Now, here I was: an adult at a well-attended Pokémon tournament. A community had flourished without me.
Top 8 became Top 4 became Top 2.
556 players, just shy of the 807 species of Pokémon, entered the tournament yesterday and battled down to two, with about 20 people watching live and 1,000 people watching on the Twitch livestream. Alex and Slutsky (@SSky57) were commentating; Rahul and Xander were watching; Sam was in the hotel, working.
The tournament winner took his win, stood and let out a loud scream. He ran to his playtest group, who must be as close as the group I’ve followed, and hugged them. The boys I did follow walked out of the arena together and back to the hotel to say their goodbyes.
“See you in three days.” They were all competing in Berlin at an International Championship the following weekend.

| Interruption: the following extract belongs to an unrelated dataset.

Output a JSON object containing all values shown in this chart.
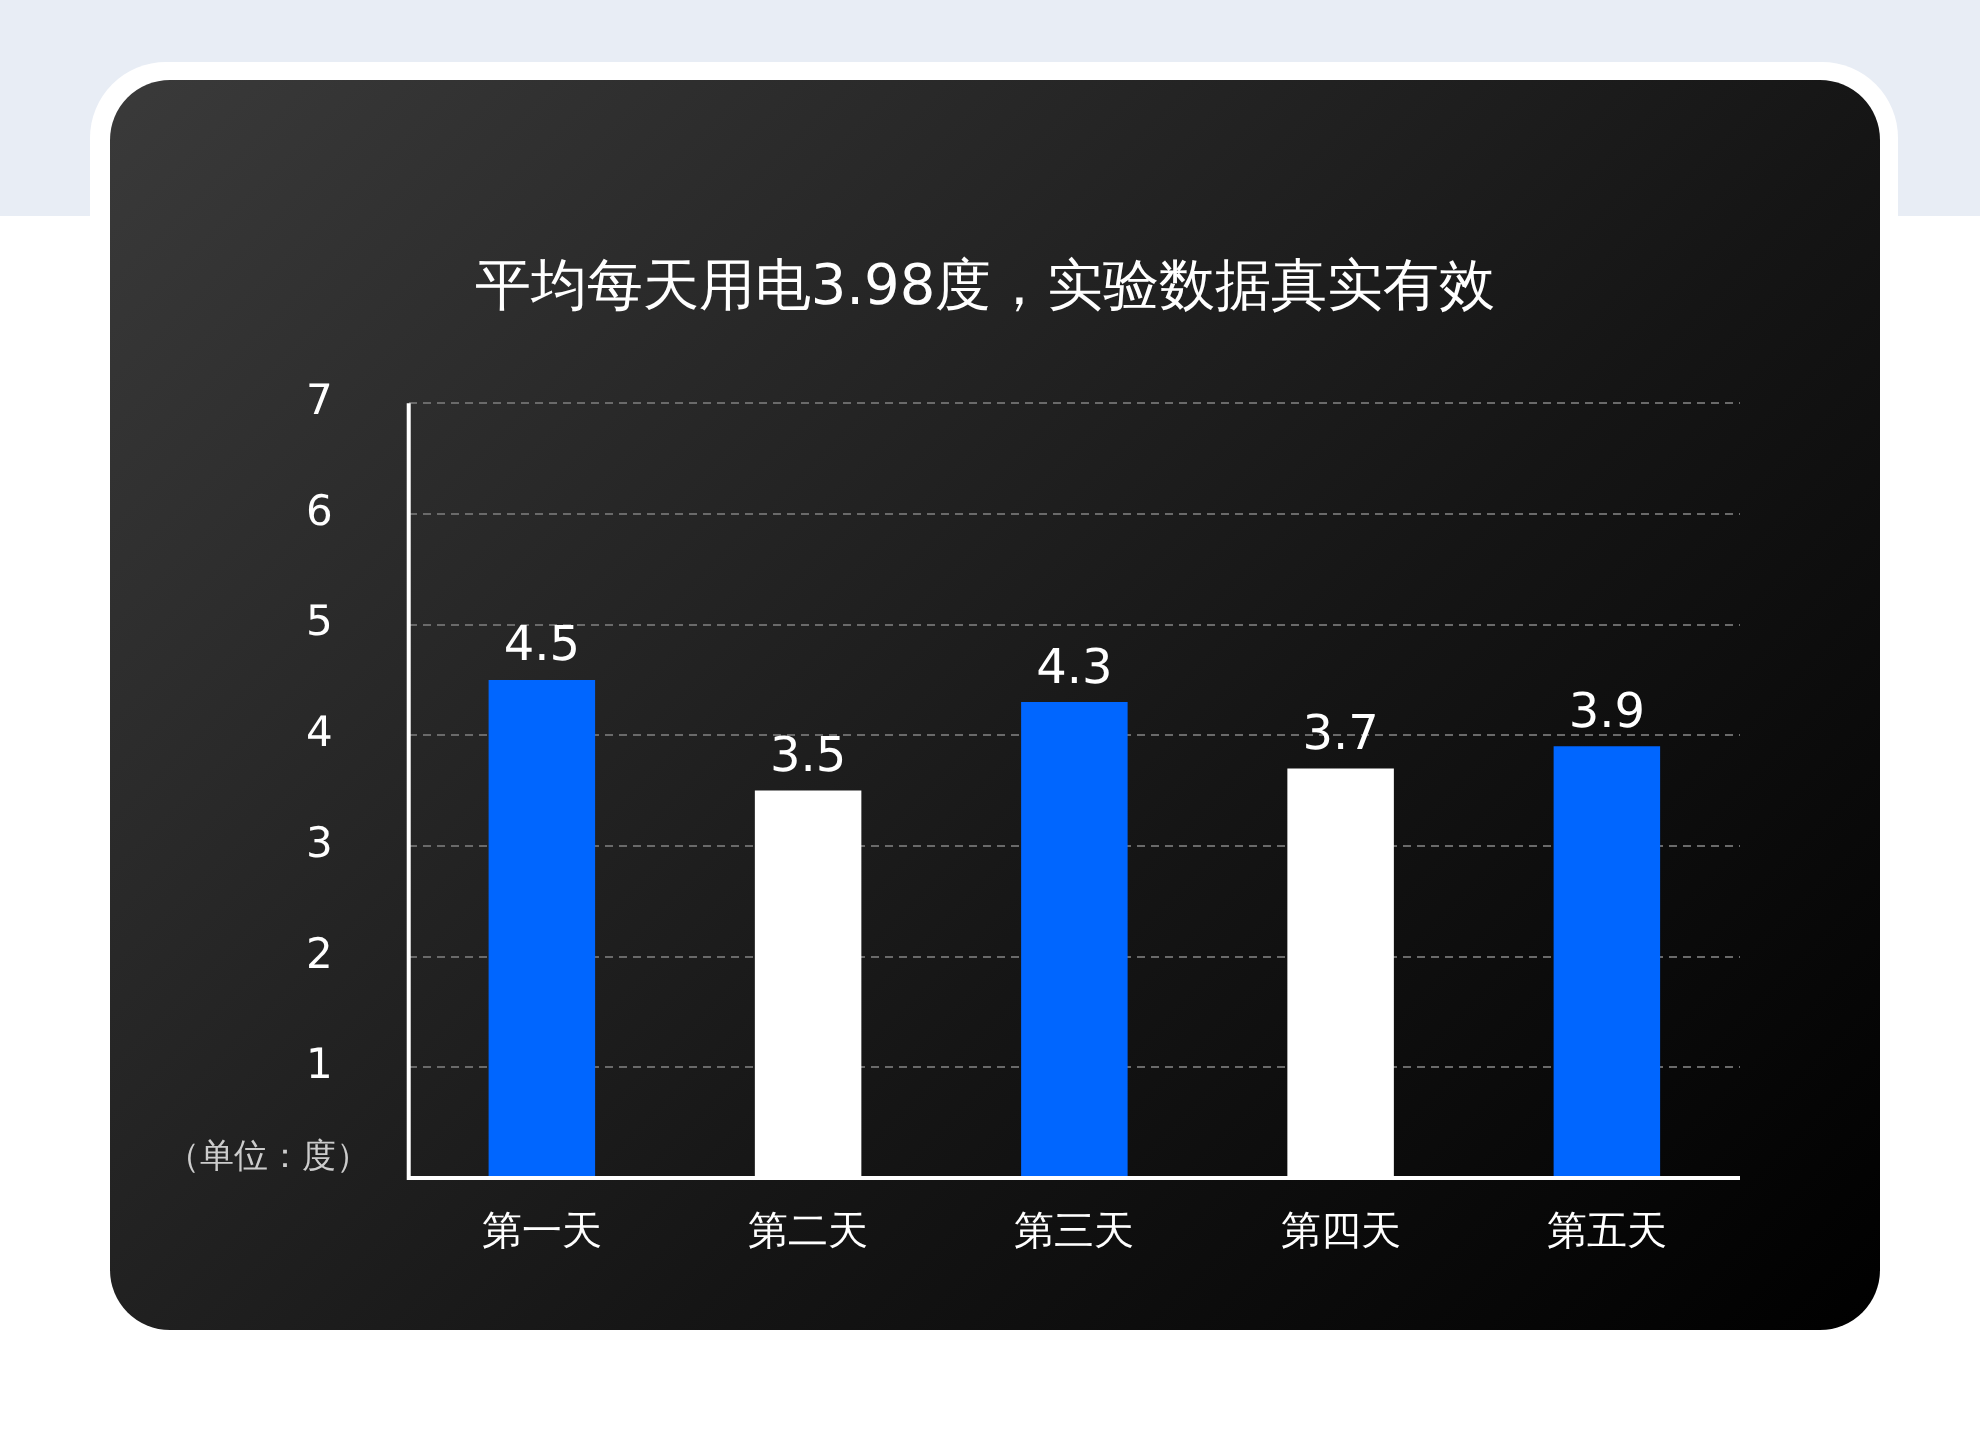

These top competitive players are an elite group of intelligent, devoted, hard-working, connected, savvy, sociable people with a passion for Pokémon, glory, and victory that makes it worth the investment of time and funds to compete at a top level at tournaments all over the globe. They are also best friends. Friendships forged not on neighborly proximity, but through tournaments and technology, over texts, Titos, and war stories within a corner of the highest-grossing media franchise of all time. They’re into Pokémon, yes, but they’re into each other.
“It is a kids’ game, designed for 20 and 30-somethings,” Slutsky, whose Twitter handle is @SSky57, had told me earlier in the day. Playing Pokémon is a kids’ game because we’re all kids when we play games, and kids playing games become friends. Maybe that’s what Satoshi saw when he looked at the cord that connected two consoles, and created another cord of his own: the meta-meta-game of playing Pokémon, a cute thing that evolves into something powerful.

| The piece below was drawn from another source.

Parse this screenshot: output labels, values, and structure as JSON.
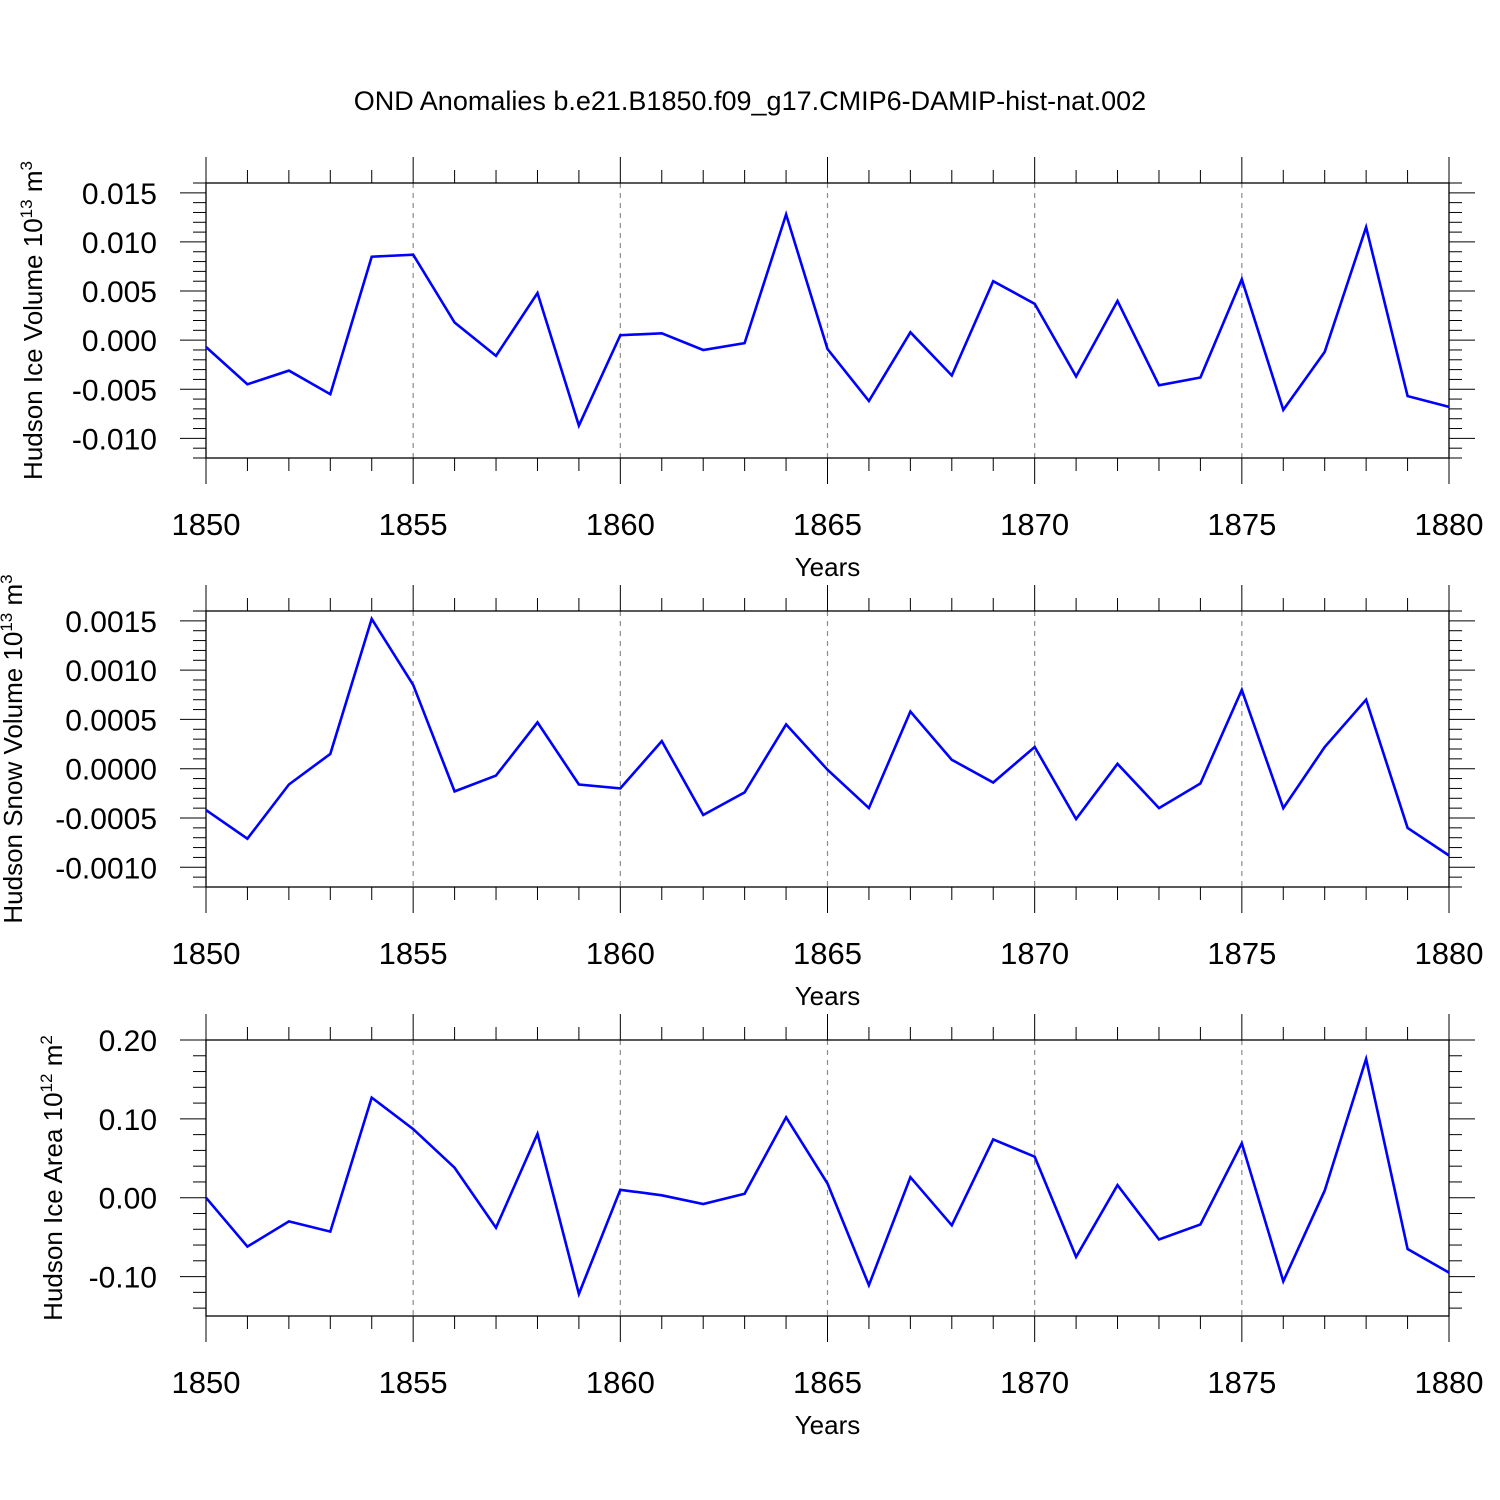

A row of vendors was still selling cards and merch, including a first-edition holographic Charizard, the white whale of my youth. His nametag: $2,300. I opted to buy a single booster pack. “We sold out the first day.”
Determined to catch a moment of nostalgia, I headed to the Walgreens’ kids section. On the top shelf was a single booster pack, too high for a child to reach. I thumbed through the Pokémon cards alone: 5 common (circle), 3 uncommon (diamond), 1 rare (star). I didn’t recognize any of them.